We also tested the prediction performance of different methods, including Bayesian methods, GBLUP (Vanraden 2008), and modified CNN method of Ma et al. (2018), but none always gave the highest predictive ability for all the traits. This suggests that when applying genomic selection for genetic breeding, we need to evaluate various methods and then choose the most suitable one for a specific trait (Dong et al. 2016b).
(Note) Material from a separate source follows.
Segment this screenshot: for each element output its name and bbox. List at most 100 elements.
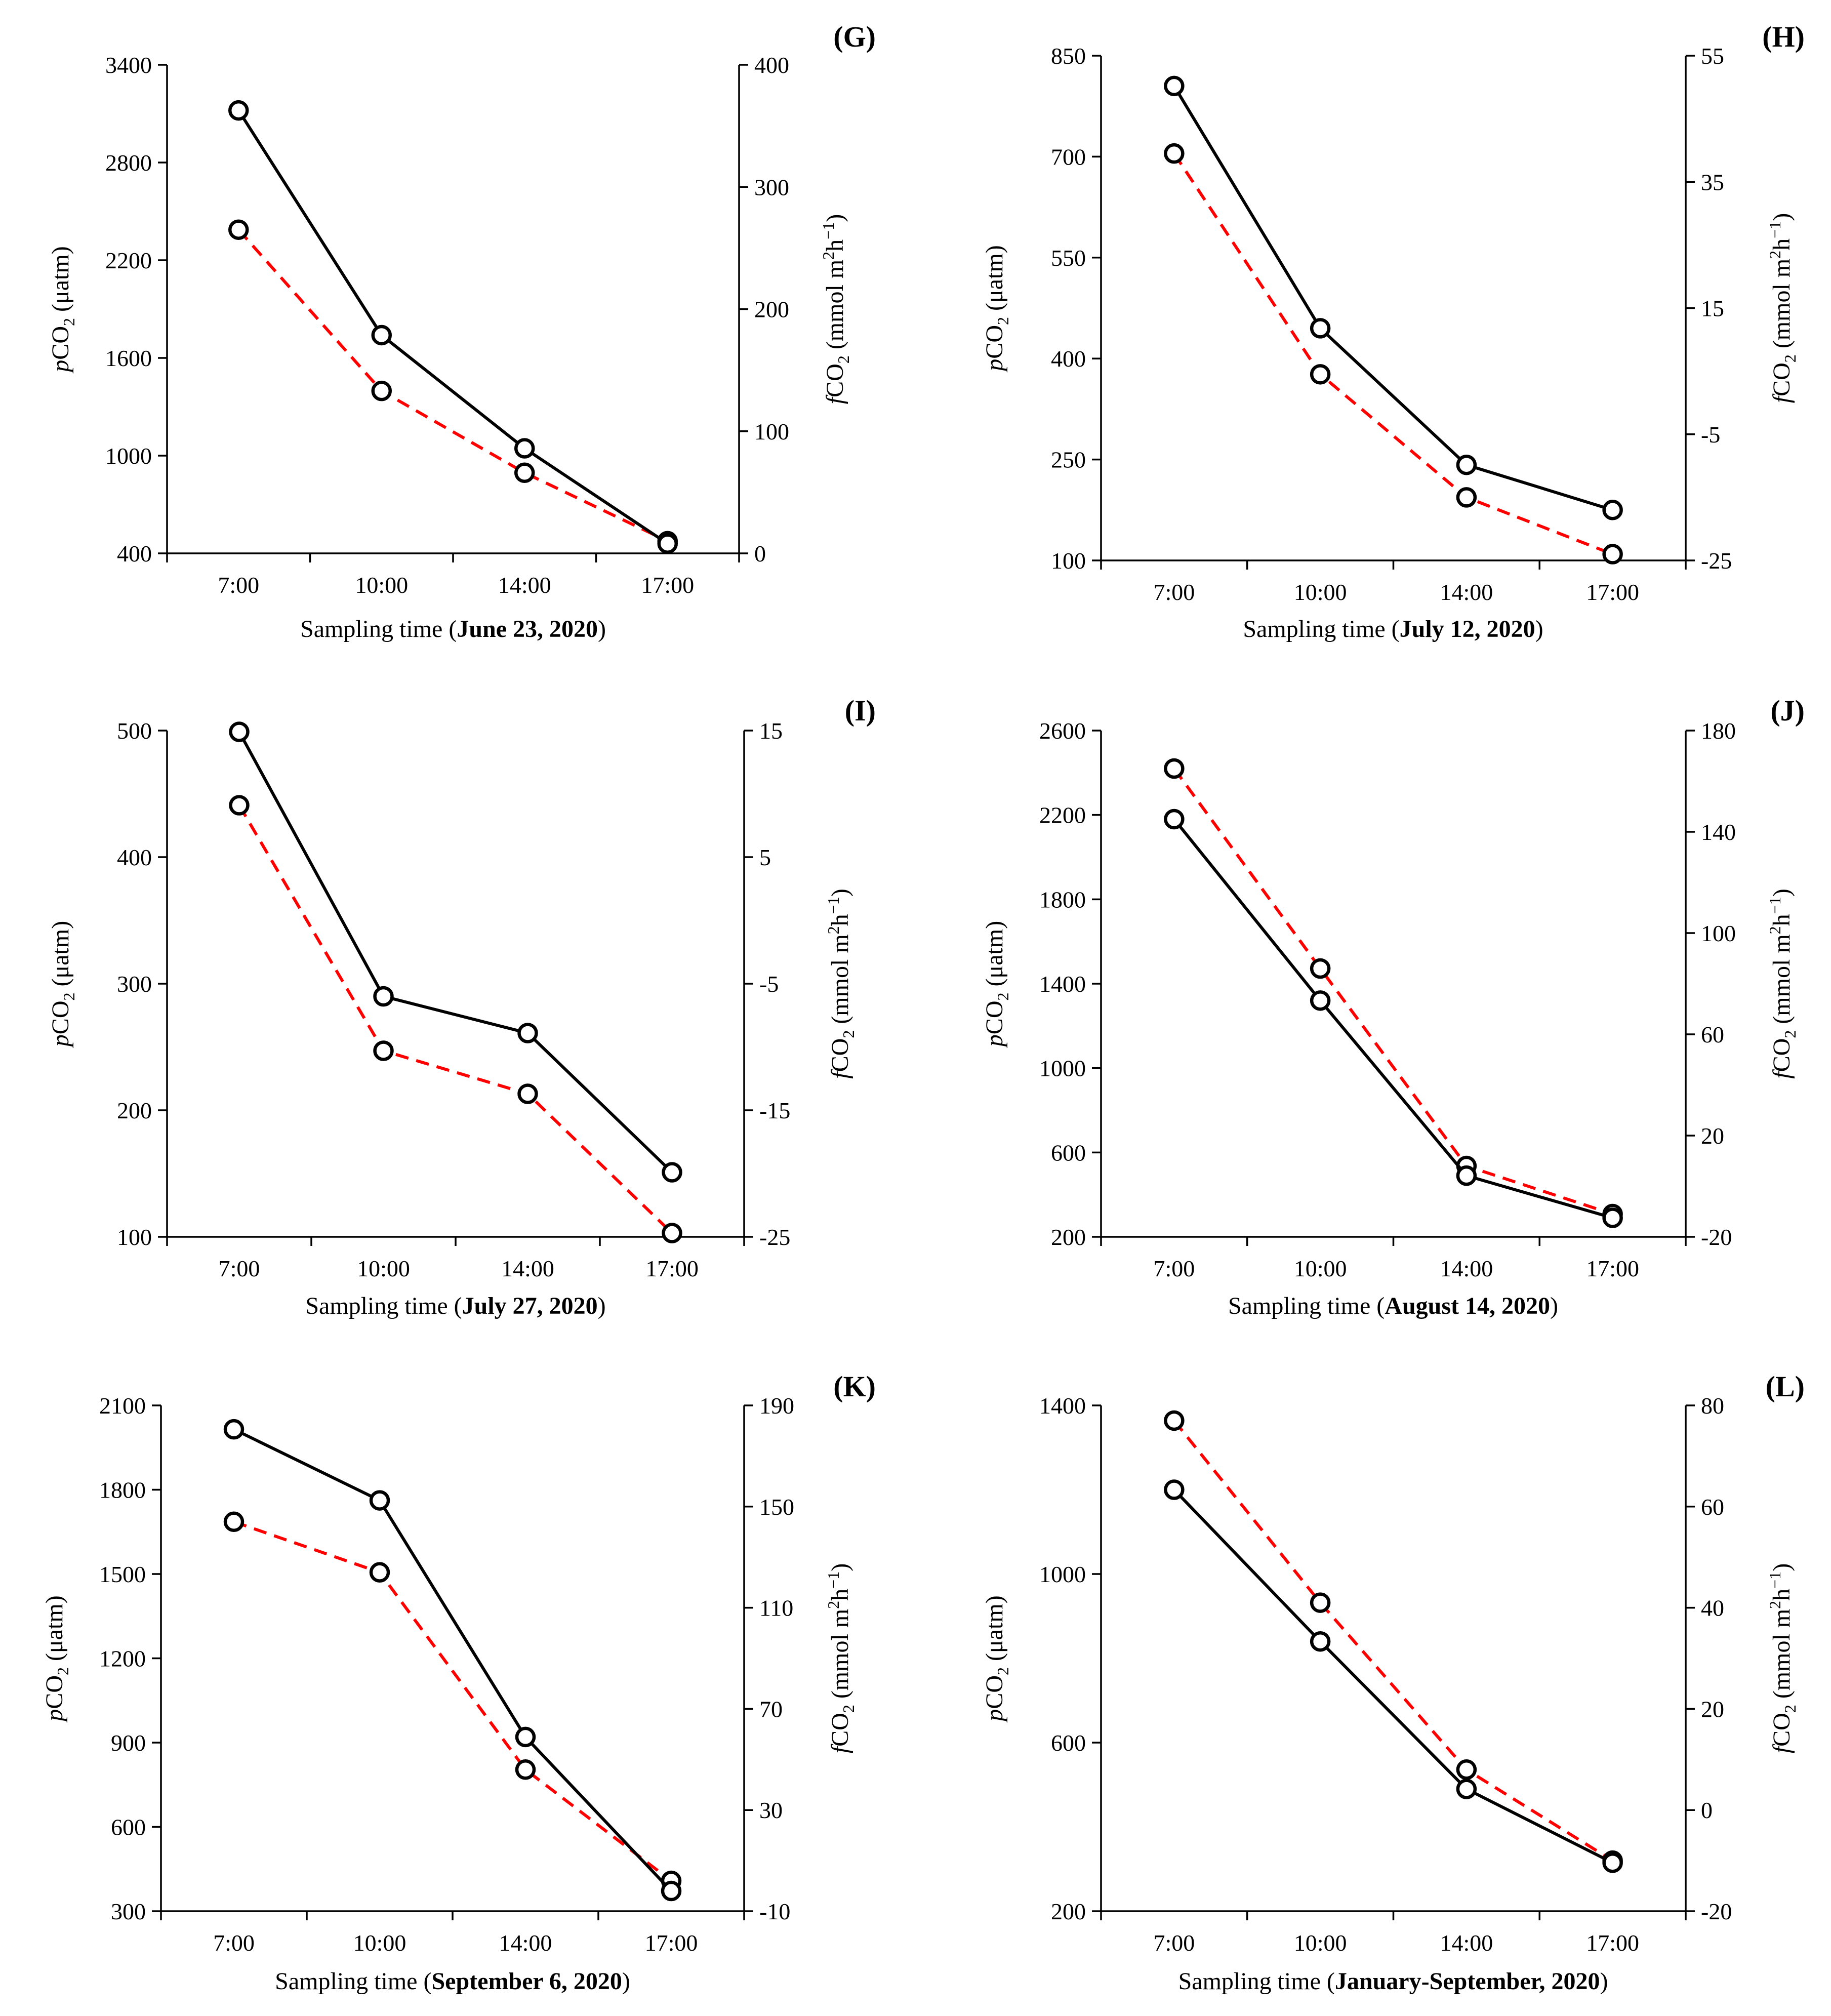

The size of the population is the most important factor affecting the predictive abilities. In this research, we only generated very small reference population (~ 334 fish), which led to low predictive abilities. The research inferred the size of the reference population using the method from Daetwyler et al. (2008). We fit the linear equation mentioned in Supplementary Table 2 of this paper and found that if we aim to achieve 0.8 of the prediction accuracy, then it needs 3773, 4206, 3621, 4606, 1640, 1702, and 2116 fish for BL, LHR, SBI, SBW, BT, BH, and GWI, respectively (see supplementary for detailed calculation). Another factor that affects the prediction ability is the genotyping methods. We used the GBS technique for SNP genotyping and generated ~ 50,000 SNPs, but it is still not dense enough to cover causal mutations. Compared with it, whole-genome sequencing is probably able to further increase the prediction abilities. The last factor that affects the prediction accuracy is the statistical methods; we have applied seven statistical methods for genomic selection in this study, and the results showed that the performance among methods (ranging from 8.8 to 24.4%) varied greatly. This suggests that statistical method has an ineligible effect on genomic selection. Hopefully, some sophisticated methods will be developed in the future that is able to further increase the predictive ability and suitable for more traits.

To conveniently evaluate the performance of SNP sets for genomic selection, we only investigated on the GBLUP method (Vanraden 2008). We compared the GWAS-informative SNPs to randomly selected SNPs and showed that GWAS-informative SNPs could bring predictive abilities as close as those using whole-genome SNPs, and the number of informative SNPs required ranged from 5 to 3000 depending on the traits. This conclusion is generally consistent with that of Abed et al. (2018) and Dassonneville et al. (2011), suggesting that one can use only a small number of informative SNPs rather than whole-genome SNPs for selection, which would dramatically reduce breeding costs (Habier et al. 2009; Dong et al. 2016a; Song et al. 2019).